Mobil Vartan berhenti tepat di halaman rumah besar itu. Lampu-lampu taman menyala hangat, tapi di matanya malam terasa dingin dan menyesakkan. Saat ia mematikan mesin, pandangannya jatuh pada sebuah mobil asing berwarna hitam yang terparkir rapi di samping garasi. Jantungnya langsung tahu, tanpa perlu bertanya. Itu pasti mobil keluarga Diana. Nafasnya kian berat, da-da terasa dipukul-pukul kegelisahan.

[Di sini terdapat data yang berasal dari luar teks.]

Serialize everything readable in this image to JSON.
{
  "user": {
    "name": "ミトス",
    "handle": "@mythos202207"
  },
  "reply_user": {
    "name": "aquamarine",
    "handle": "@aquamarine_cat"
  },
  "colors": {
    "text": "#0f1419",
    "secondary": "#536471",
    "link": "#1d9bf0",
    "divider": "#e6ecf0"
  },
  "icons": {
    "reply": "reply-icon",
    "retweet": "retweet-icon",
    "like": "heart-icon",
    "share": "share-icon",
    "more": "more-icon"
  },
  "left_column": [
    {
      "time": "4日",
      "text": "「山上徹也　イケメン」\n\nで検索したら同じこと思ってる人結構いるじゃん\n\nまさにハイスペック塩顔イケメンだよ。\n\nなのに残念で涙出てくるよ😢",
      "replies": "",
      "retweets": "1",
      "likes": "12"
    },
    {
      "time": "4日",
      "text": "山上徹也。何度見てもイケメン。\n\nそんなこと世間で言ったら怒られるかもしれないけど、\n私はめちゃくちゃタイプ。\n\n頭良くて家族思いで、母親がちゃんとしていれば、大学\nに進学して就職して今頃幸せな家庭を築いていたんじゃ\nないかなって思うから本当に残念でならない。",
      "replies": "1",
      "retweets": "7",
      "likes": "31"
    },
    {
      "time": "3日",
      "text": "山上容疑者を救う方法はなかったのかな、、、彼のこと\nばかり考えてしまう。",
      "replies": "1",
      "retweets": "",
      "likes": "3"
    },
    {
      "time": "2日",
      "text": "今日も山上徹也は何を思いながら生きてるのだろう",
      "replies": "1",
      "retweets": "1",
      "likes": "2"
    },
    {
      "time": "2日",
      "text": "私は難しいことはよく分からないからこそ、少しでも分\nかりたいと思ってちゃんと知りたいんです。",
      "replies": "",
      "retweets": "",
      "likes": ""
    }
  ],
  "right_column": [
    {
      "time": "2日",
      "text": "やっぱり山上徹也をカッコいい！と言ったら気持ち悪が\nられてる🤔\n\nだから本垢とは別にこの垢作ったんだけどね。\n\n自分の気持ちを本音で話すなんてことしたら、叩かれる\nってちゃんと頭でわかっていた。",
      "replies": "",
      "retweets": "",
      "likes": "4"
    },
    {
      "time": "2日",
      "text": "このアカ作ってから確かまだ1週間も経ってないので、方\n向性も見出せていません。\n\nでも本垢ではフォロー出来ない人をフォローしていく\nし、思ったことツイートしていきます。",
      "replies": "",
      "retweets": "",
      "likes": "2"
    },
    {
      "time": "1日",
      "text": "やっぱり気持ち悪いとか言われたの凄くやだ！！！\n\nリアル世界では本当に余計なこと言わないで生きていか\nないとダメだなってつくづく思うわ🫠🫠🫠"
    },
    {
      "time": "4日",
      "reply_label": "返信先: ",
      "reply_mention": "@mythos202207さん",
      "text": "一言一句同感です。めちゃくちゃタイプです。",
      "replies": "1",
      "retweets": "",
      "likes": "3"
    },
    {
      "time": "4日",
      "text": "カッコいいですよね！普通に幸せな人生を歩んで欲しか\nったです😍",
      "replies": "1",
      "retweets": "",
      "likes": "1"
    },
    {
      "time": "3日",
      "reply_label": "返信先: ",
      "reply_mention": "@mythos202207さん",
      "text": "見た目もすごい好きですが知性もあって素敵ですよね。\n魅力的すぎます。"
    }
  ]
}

Dengan langkah berat ia masuk melewati pintu utama. Suara riuh obrolan bercampur tawa samar terdengar dari arah ruang makan. Semakin dekat, langkahnya kian terasa bagai menyeret beban.
Begitu ia masuk, pandangan matanya langsung tertumbuk pada meja makan panjang yang penuh hidangan. Di sana duduk ayahnya dengan senyum lebar, ibunya yang tampak puas, dan tiga sosok lain—seorang pria paruh baya, seorang wanita anggun, dan seorang gadis muda dengan rambut hitam panjang yang tergerai lembut. Diana.
“Vartan, kamu datang akhirnya,” ucap sang ibu dengan nada lega, seakan beban terangkat dari pundaknya.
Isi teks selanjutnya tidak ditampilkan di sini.